Tetapi, ada satu hal yang tidak
boleh dilupakan, bahwa melalui pendidikan pula, nilai, tektur, kontur, estetika
dan artistika sebuah kebudayaan bisa menjadi bias ketika dimanfaatkan oleh
pihak-pihak yang tidak bertanggung jawab untuk menjadikannya sebagai investasi
wawasan dan gagasan untuk menelanjangi kebudayaan masa lalu dengan warna dan
motif kebudayaan modern yang identik dengan teknologi dan informasi.
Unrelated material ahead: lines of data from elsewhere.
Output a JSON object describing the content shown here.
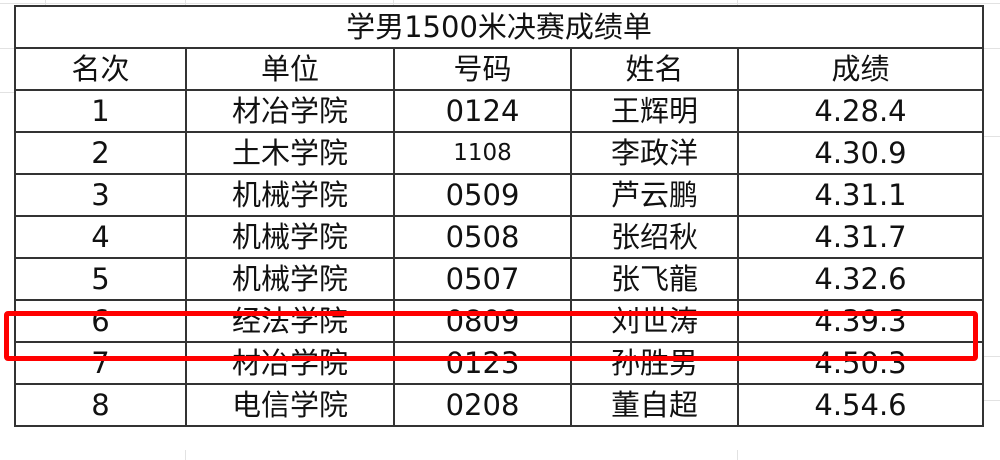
{
  "title": "学男1500米决赛成绩单",
  "headers": [
    "名次",
    "单位",
    "号码",
    "姓名",
    "成绩"
  ],
  "rows": [
    [
      "1",
      "材冶学院",
      "0124",
      "王辉明",
      "4.28.4"
    ],
    [
      "2",
      "土木学院",
      "1108",
      "李政洋",
      "4.30.9"
    ],
    [
      "3",
      "机械学院",
      "0509",
      "芦云鹏",
      "4.31.1"
    ],
    [
      "4",
      "机械学院",
      "0508",
      "张绍秋",
      "4.31.7"
    ],
    [
      "5",
      "机械学院",
      "0507",
      "张飞龍",
      "4.32.6"
    ],
    [
      "6",
      "经法学院",
      "0809",
      "刘世涛",
      "4.39.3"
    ],
    [
      "7",
      "材冶学院",
      "0123",
      "孙胜男",
      "4.50.3"
    ],
    [
      "8",
      "电信学院",
      "0208",
      "董自超",
      "4.54.6"
    ]
  ],
  "highlighted_row": 6,
  "highlight_color": "#ff0000"
}
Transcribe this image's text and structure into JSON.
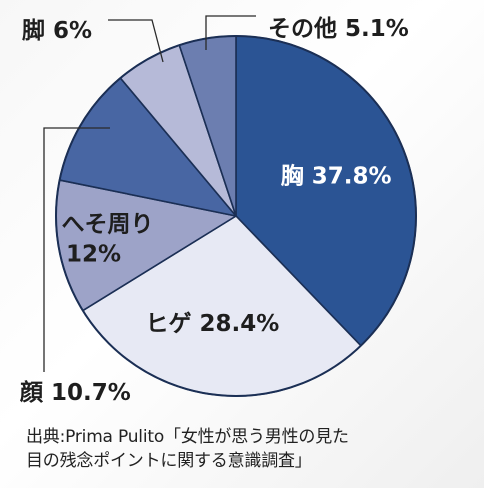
{
  "chart_data": {
    "type": "pie",
    "title": "",
    "start_angle_deg": 0,
    "direction": "clockwise",
    "slices": [
      {
        "label": "胸",
        "value": 37.8,
        "value_text": "37.8%",
        "color": "#2b5494",
        "text_color": "#ffffff",
        "label_position": "inside"
      },
      {
        "label": "ヒゲ",
        "value": 28.4,
        "value_text": "28.4%",
        "color": "#e7e9f4",
        "text_color": "#1e1e1e",
        "label_position": "inside"
      },
      {
        "label": "へそ周り",
        "value": 12,
        "value_text": "12%",
        "color": "#9da3c8",
        "text_color": "#1e1e1e",
        "label_position": "inside"
      },
      {
        "label": "顔",
        "value": 10.7,
        "value_text": "10.7%",
        "color": "#4866a3",
        "text_color": "#1e1e1e",
        "label_position": "outside-leader"
      },
      {
        "label": "脚",
        "value": 6,
        "value_text": "6%",
        "color": "#b6bad8",
        "text_color": "#1e1e1e",
        "label_position": "outside-leader"
      },
      {
        "label": "その他",
        "value": 5.1,
        "value_text": "5.1%",
        "color": "#6c7eb0",
        "text_color": "#1e1e1e",
        "label_position": "outside-leader"
      }
    ]
  },
  "source": {
    "line1": "出典:Prima Pulito「女性が思う男性の見た",
    "line2": "目の残念ポイントに関する意識調査」"
  }
}
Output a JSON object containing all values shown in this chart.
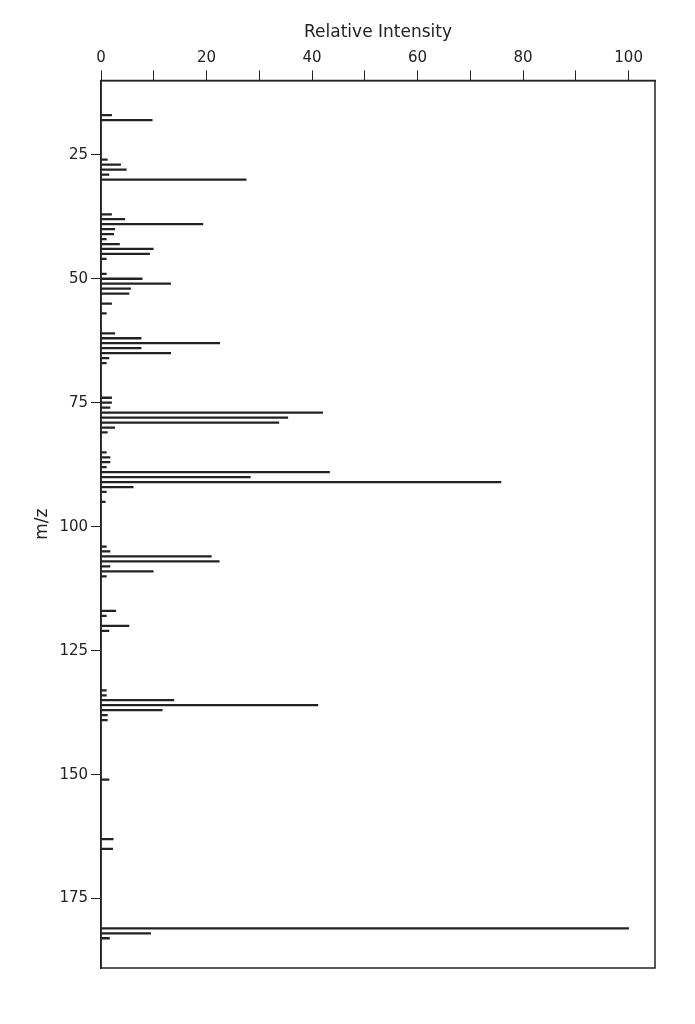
{
  "chart_data": {
    "type": "bar",
    "orientation": "horizontal",
    "xlabel": "Relative Intensity",
    "ylabel": "m/z",
    "x": [
      17,
      18,
      26,
      27,
      28,
      29,
      30,
      37,
      38,
      39,
      40,
      41,
      42,
      43,
      44,
      45,
      46,
      49,
      50,
      51,
      52,
      53,
      55,
      57,
      61,
      62,
      63,
      64,
      65,
      66,
      67,
      74,
      75,
      76,
      77,
      78,
      79,
      80,
      81,
      85,
      86,
      87,
      88,
      89,
      90,
      91,
      92,
      93,
      95,
      104,
      105,
      106,
      107,
      108,
      109,
      110,
      117,
      118,
      120,
      121,
      133,
      134,
      135,
      136,
      137,
      138,
      139,
      151,
      163,
      165,
      181,
      182,
      183
    ],
    "values": [
      2,
      9.7,
      1.2,
      3.7,
      4.8,
      1.5,
      27.5,
      2,
      4.5,
      19.3,
      2.6,
      2.4,
      1,
      3.5,
      9.9,
      9.2,
      1,
      1,
      7.8,
      13.2,
      5.6,
      5.3,
      2,
      1,
      2.6,
      7.6,
      22.5,
      7.6,
      13.2,
      1.5,
      1,
      2,
      2,
      1.7,
      42,
      35.4,
      33.7,
      2.6,
      1.2,
      1,
      1.7,
      1.7,
      1,
      43.3,
      28.3,
      75.8,
      6.1,
      1,
      0.8,
      1,
      1.7,
      20.9,
      22.4,
      1.7,
      9.9,
      1,
      2.8,
      1,
      5.3,
      1.5,
      1,
      1,
      13.8,
      41.1,
      11.6,
      1.2,
      1.2,
      1.5,
      2.3,
      2.2,
      100,
      9.4,
      1.6
    ],
    "color": "#222222",
    "xlim": [
      0,
      105
    ],
    "xticks": [
      0,
      {
        "value": 10,
        "label": null
      },
      20,
      {
        "value": 30,
        "label": null
      },
      40,
      {
        "value": 50,
        "label": null
      },
      60,
      {
        "value": 70,
        "label": null
      },
      80,
      {
        "value": 90,
        "label": null
      },
      100
    ],
    "ylim": [
      189,
      10
    ],
    "yticks": [
      25,
      50,
      75,
      100,
      125,
      150,
      175
    ],
    "grid": false,
    "legend": false
  }
}
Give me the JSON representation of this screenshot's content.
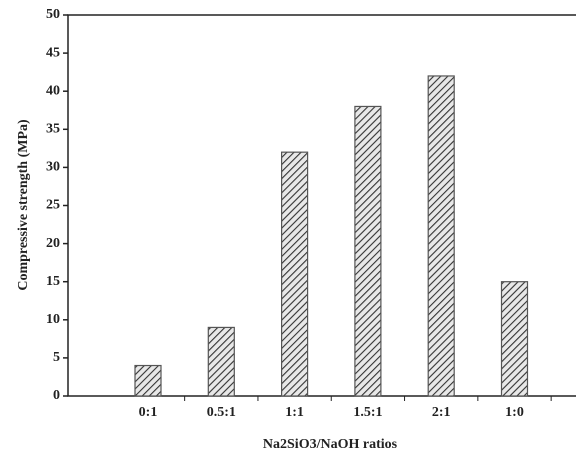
{
  "chart_data": {
    "type": "bar",
    "x_label": "Na2SiO3/NaOH ratios",
    "y_label": "Compressive strength (MPa)",
    "categories": [
      "0:1",
      "0.5:1",
      "1:1",
      "1.5:1",
      "2:1",
      "1:0"
    ],
    "values": [
      4,
      9,
      32,
      38,
      42,
      15
    ],
    "color": "#555555",
    "ylim": [
      0,
      50
    ],
    "yticks": [
      0,
      5,
      10,
      15,
      20,
      25,
      30,
      35,
      40,
      45,
      50
    ],
    "grid": false
  }
}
Misalnya
reduksi bahasa Jawa asli kedalam bahasa modern baik Indonesia mapun bahasa
asing (Luar Negeri) melalui proses penyerapan makna, eksperimentasi akulturasi
tarian modern atau asing dengan tarian tradisional yang tidak jarang mengurangi
nilai filosofi tarian tradisional tersebut, percampuran instrumen musik
tradisional dengan instrumen musik modern yang juga tidak jarang mengurangi
nilai esensialitas makna dari instrumen musik tradisional tersebut, peniruan
benda-benda kebudayaan melalaui industri modern demi tuntutan kapitalis dan
masih banyak contoh lain.
Dari segi perekonomian,
menjadikan peninggalan kebudayaan tradisional sebagai obyek wisata tentu
memberikan dampak positif bagi pendapatan daerah dan devisa negara yang tentu
akan berimplikasi posisitf bagi perkembangan dan pertumbuhan perekonomian
sebuah daerah dan negara. Bahkan potensi pengangguran masyarakat bisa dipangkas
melalui hal tersebut. Tetapi tidak bisa dipungkiri pula, kalau para pejabat
tinggi baik daerah maupun negara, hingga perusahaan swasta kadang kala
menjadikan obyek wisata sebagai investasi politik dan ekonomi pribadi dan atau
kelompok untuk menguasai sektor perekonomian dan pendapatan. Bahkan tidak
jarang peninggalan kebudayaan sering dimanfaatkan untuk sekedar memenuhi
syahwat dan kerakusan kapitalis untuk mengkomersialisasi segala hal yang
berkaitan dengan penggalan budaya tersebut. Sehingga tidak jarang kita
menyaksikan maraknya penawaran (menjual) obyek wisata yang berkaitan dengan
peninggalan kuno kebudayaan kepada para investor hanya karena tuntutan
pragmatisme komersial. Disisi lainnya, bahwa problem klasik relevansi dan
implikasi positif bagi masyarakat secara umum dengan dijadikannya peninggalan
kebudayaan semisal Kraton, Makam dan Masjid
sebagai obyek wisata senantiasa berbanding terbalik dan sangat jauh dari
harapan pemerataan perekonomian dikalangan masyarakat. Padahal jika dikalkulasi
secara matematis, seharusnya dengan banyaknya pendapatan yang dihasilkan dari
komersialisasi obyek wisata tersebut, bisa mensejahterakan seluruh masyarakat
tanpa memandang kasta dan tingkatan strata sosial dan politik.